Anne Will zur deutschen Russlandpolitik: „Trump und seine Leute würden in Triumphgeheul ausbrechen“
Deutschland muss seine Russlandpolitik ändern, da war man sich bei Anne Will – fast – einig. Was einen Abbruch von Nord Stream 2 betrifft, dagegen weniger.
Das Thema für den Start von Anne Will nach der Sommerpause war gesetzt wie selten zuvor: Zwingt der (russische?) Giftanschlag auf den Regimekritiker Nawalny Deutschland, Europa zu einer Änderung seiner Russlandpolitik?
Um es vorweg zu nehmen: Die Antwort war ein klares Ja mit einem kleinen und einem großen „Aber“.

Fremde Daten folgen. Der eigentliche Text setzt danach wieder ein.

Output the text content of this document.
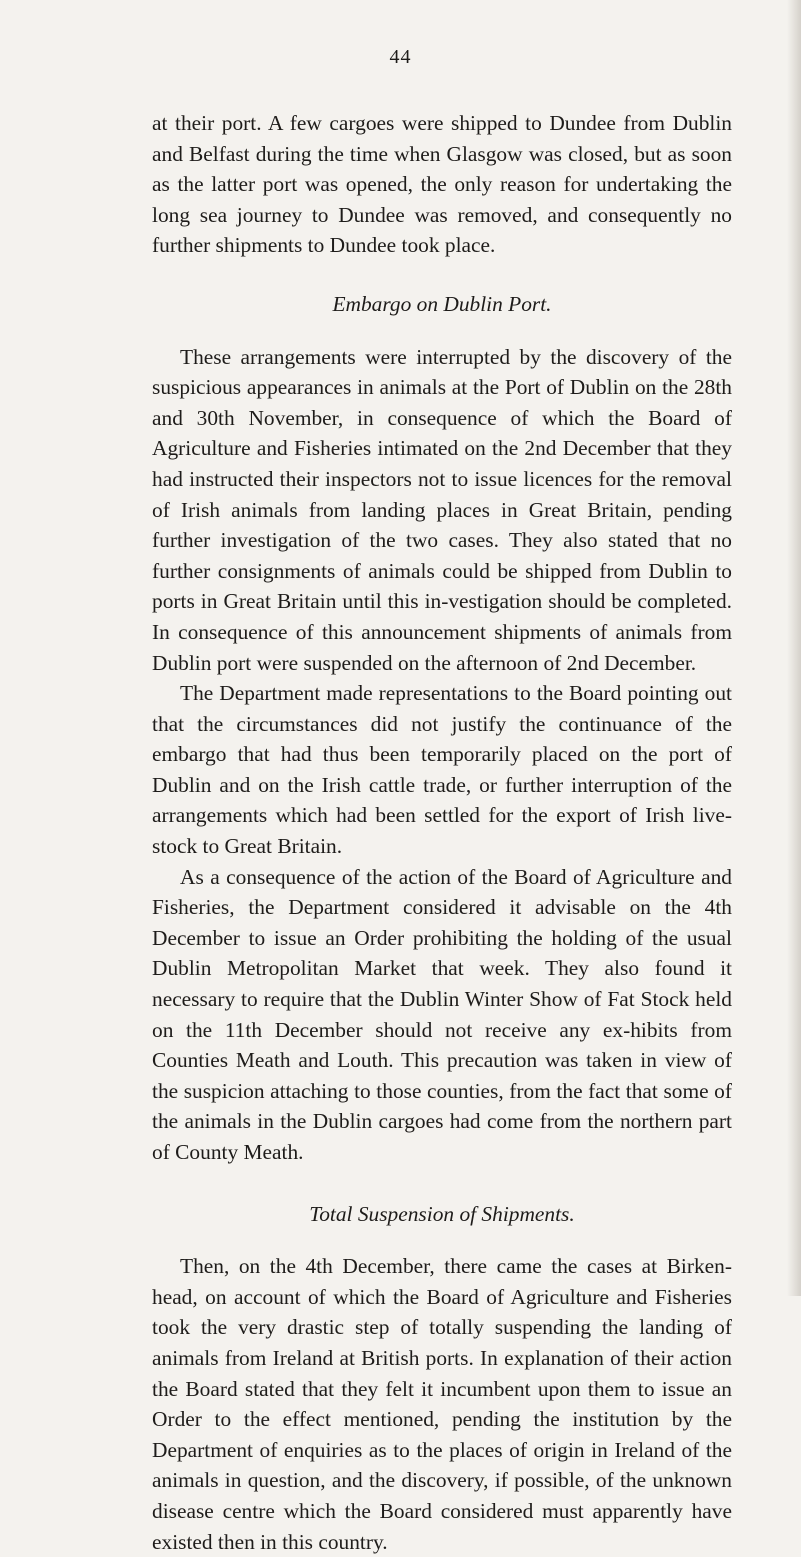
44

at their port. A few cargoes were shipped to Dundee from Dublin and Belfast during the time when Glasgow was closed, but as soon as the latter port was opened, the only reason for undertaking the long sea journey to Dundee was removed, and consequently no further shipments to Dundee took place.

Embargo on Dublin Port.

These arrangements were interrupted by the discovery of the suspicious appearances in animals at the Port of Dublin on the 28th and 30th November, in consequence of which the Board of Agriculture and Fisheries intimated on the 2nd December that they had instructed their inspectors not to issue licences for the removal of Irish animals from landing places in Great Britain, pending further investigation of the two cases. They also stated that no further consignments of animals could be shipped from Dublin to ports in Great Britain until this in-vestigation should be completed. In consequence of this announcement shipments of animals from Dublin port were suspended on the afternoon of 2nd December.

The Department made representations to the Board pointing out that the circumstances did not justify the continuance of the embargo that had thus been temporarily placed on the port of Dublin and on the Irish cattle trade, or further interruption of the arrangements which had been settled for the export of Irish live-stock to Great Britain.

As a consequence of the action of the Board of Agriculture and Fisheries, the Department considered it advisable on the 4th December to issue an Order prohibiting the holding of the usual Dublin Metropolitan Market that week. They also found it necessary to require that the Dublin Winter Show of Fat Stock held on the 11th December should not receive any ex-hibits from Counties Meath and Louth. This precaution was taken in view of the suspicion attaching to those counties, from the fact that some of the animals in the Dublin cargoes had come from the northern part of County Meath.

Total Suspension of Shipments.

Then, on the 4th December, there came the cases at Birken-head, on account of which the Board of Agriculture and Fisheries took the very drastic step of totally suspending the landing of animals from Ireland at British ports. In explanation of their action the Board stated that they felt it incumbent upon them to issue an Order to the effect mentioned, pending the institution by the Department of enquiries as to the places of origin in Ireland of the animals in question, and the discovery, if possible, of the unknown disease centre which the Board considered must apparently have existed then in this country.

Der kleine, und geradezu rührend vorhersehbare Zweifel kam von der Linken-Abgeordneten Sevim Dagdalen, die mit einer steilen These die weitgehende Empörung über den doch recht zweifelsfrei von hohen russischen Stellen initiierten Mordanschlag auf Nawalny auszuhebeln suchte: Schließlich seien (was stimmt) auch deutsche, auch andere westliche Geheimdienste im Besitz jenes chemischen Kampfstoffes, der für die mörderische Attacke auf Nawalny verwendet wurde.
Da argumentierte sie immerhin auf der Fährte, die schon ihr prominenter Parteifreund Gregor Gysi gelegt hatte – der hatte davon gesprochen, es könnten ja auch Nord-Stream-2-Gegner gewesen sein, die hinter dem Mordkomplott steckten….

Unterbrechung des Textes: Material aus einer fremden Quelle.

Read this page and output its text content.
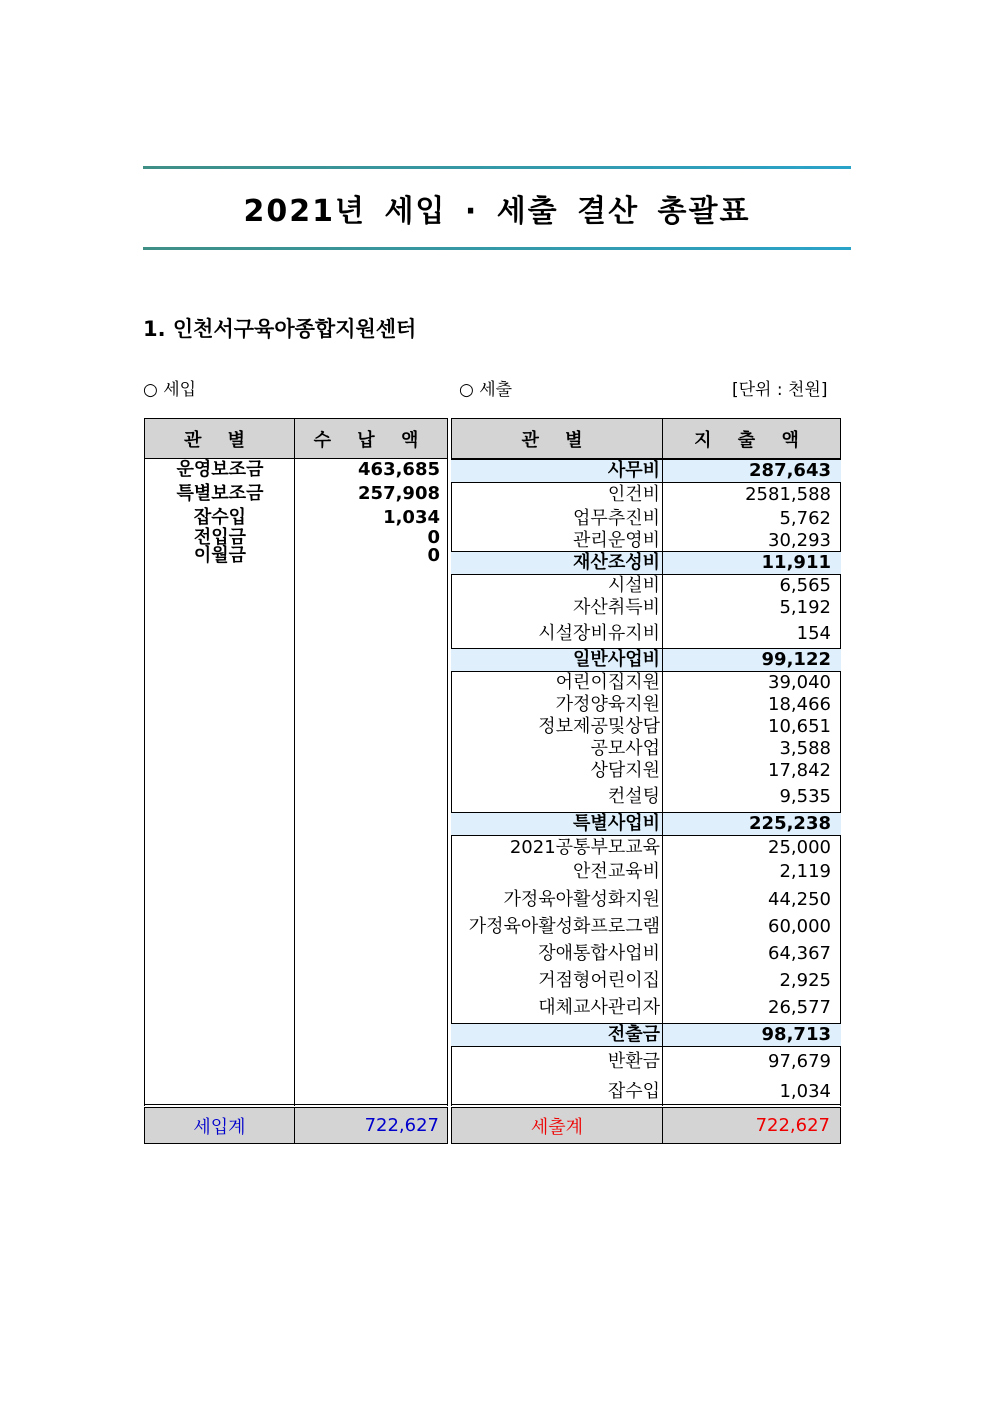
2021년 세입 · 세출 결산 총괄표
1. 인천서구육아종합지원센터
○ 세입	○ 세출	[단위 : 천원]
관 별	수 납 액
운영보조금	463,685
특별보조금	257,908
잡수입	1,034
전입금	0
이월금	0
세입계	722,627
관 별	지 출 액
사무비	287,643
인건비	2581,588
업무추진비	5,762
관리운영비	30,293
재산조성비	11,911
시설비	6,565
자산취득비	5,192
시설장비유지비	154
일반사업비	99,122
어린이집지원	39,040
가정양육지원	18,466
정보제공및상담	10,651
공모사업	3,588
상담지원	17,842
컨설팅	9,535
특별사업비	225,238
2021공통부모교육	25,000
안전교육비	2,119
가정육아활성화지원	44,250
가정육아활성화프로그램	60,000
장애통합사업비	64,367
거점형어린이집	2,925
대체교사관리자	26,577
전출금	98,713
반환금	97,679
잡수입	1,034
세출계	722,627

Das große „Aber“ verband sowohl den Christdemokraten Norbert Röttgen, den Vorsitzenden des Auswärtigen Bundestagsausschusses, als auch den Grünen Jürgen Trittin, ebenfalls Mitglied dieses Gremiums, mit Wolfgang Ischinger, dem Vorsitzenden der Münchner Sicherheitskonferenz und deutschen Top-Diplomaten: Diese drei treten dafür ein, die Erdgasleitung Nord Stream 2 zwar zu Ende zu bauen, ihre Inbetriebnahme aber von aktiver russischer Mithilfe bei der Aufklärung des Giftanschlags abhängig zu machen.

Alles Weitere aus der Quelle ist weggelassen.